Longview resident Brannon Starr said he frequently interacts with the sheriff’s office for his job with the Cowlitz County Maintenance Department. He spoke to DeRosier only a couple days before he died. He kept saying, “It’s just sad.”
“I sat outside the (maintenance shop) and watched the procession go by. It was incredible. I’ve never seen so many officers in such a show of support. It’s just like a family around there,” he said.
When the service began and the honor guard asked the audience to stand, those gathered in the Longview church rose as well. Some in the audience saluted.
Throughout the memorial, the audience chuckled and dabbed their eyes as local sheriffs and police chiefs who knew DeRosier spoke of his humor, dedication, curiosity and loyalty.
Afterwards, Kelso teacher Kerry Farnham called the service “beautiful and respectful. I was in awe. It was very moving and overwhelming in a positive way.”

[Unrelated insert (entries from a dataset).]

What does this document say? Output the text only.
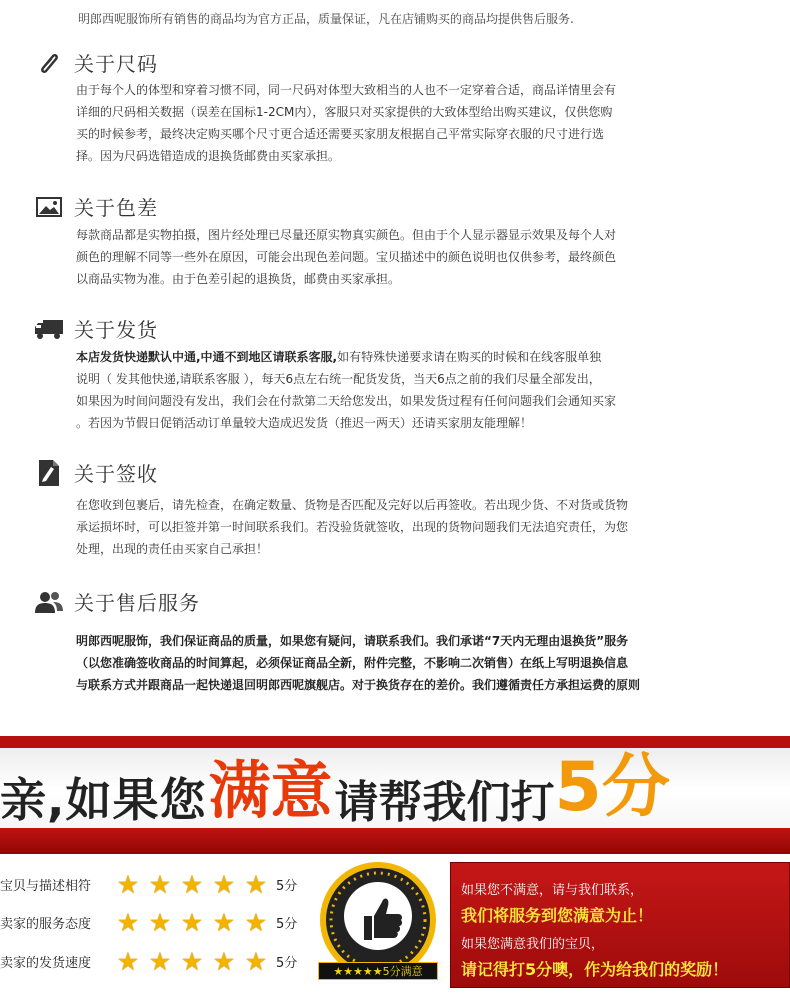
明郎西呢服饰所有销售的商品均为官方正品，质量保证，凡在店铺购买的商品均提供售后服务.
关于尺码
由于每个人的体型和穿着习惯不同，同一尺码对体型大致相当的人也不一定穿着合适，商品详情里会有
详细的尺码相关数据（误差在国标1-2CM内），客服只对买家提供的大致体型给出购买建议，仅供您购
买的时候参考，最终决定购买哪个尺寸更合适还需要买家朋友根据自己平常实际穿衣服的尺寸进行选
择。因为尺码选错造成的退换货邮费由买家承担。
关于色差
每款商品都是实物拍摄，图片经处理已尽量还原实物真实颜色。但由于个人显示器显示效果及每个人对
颜色的理解不同等一些外在原因，可能会出现色差问题。宝贝描述中的颜色说明也仅供参考，最终颜色
以商品实物为准。由于色差引起的退换货，邮费由买家承担。
关于发货
本店发货快递默认中通,中通不到地区请联系客服,如有特殊快递要求请在购买的时候和在线客服单独
说明（ 发其他快递,请联系客服 ），每天6点左右统一配货发货，当天6点之前的我们尽量全部发出，
如果因为时间问题没有发出，我们会在付款第二天给您发出，如果发货过程有任何问题我们会通知买家
。若因为节假日促销活动订单量较大造成迟发货（推迟一两天）还请买家朋友能理解！
关于签收
在您收到包裹后，请先检查，在确定数量、货物是否匹配及完好以后再签收。若出现少货、不对货或货物
承运损坏时，可以拒签并第一时间联系我们。若没验货就签收，出现的货物问题我们无法追究责任，为您
处理，出现的责任由买家自己承担！
关于售后服务
明郎西呢服饰，我们保证商品的质量，如果您有疑问，请联系我们。我们承诺“7天内无理由退换货”服务
（以您准确签收商品的时间算起，必须保证商品全新，附件完整，不影响二次销售）在纸上写明退换信息
与联系方式并跟商品一起快递退回明郎西呢旗舰店。对于换货存在的差价。我们遵循责任方承担运费的原则
亲,如果您 满意 请帮我们打 5分
宝贝与描述相符	★ ★ ★ ★ ★ 5分
卖家的服务态度	★ ★ ★ ★ ★ 5分
卖家的发货速度	★ ★ ★ ★ ★ 5分
★★★★★5分满意
如果您不满意，请与我们联系，
我们将服务到您满意为止！
如果您满意我们的宝贝，
请记得打5分噢，作为给我们的奖励！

Pat Doebele added that it made her think about what it’s like for law enforcement officers to respond to calls, not knowing if they are risking their lives.
“It made me think about the danger these guys and gals go out to every day,” she said. “They don’t know what kind of call it will be. Certainly he didn’t know.”
Bonnie Joslen, whose son Kody is a Kelso police officer, said she appreciated seeing the community rally around the DeRosier family.
The service was hard to watch, she said, because “It brings it close to home. It makes it real. We know all officers face that danger everyday, and we appreciate their sacrifice.”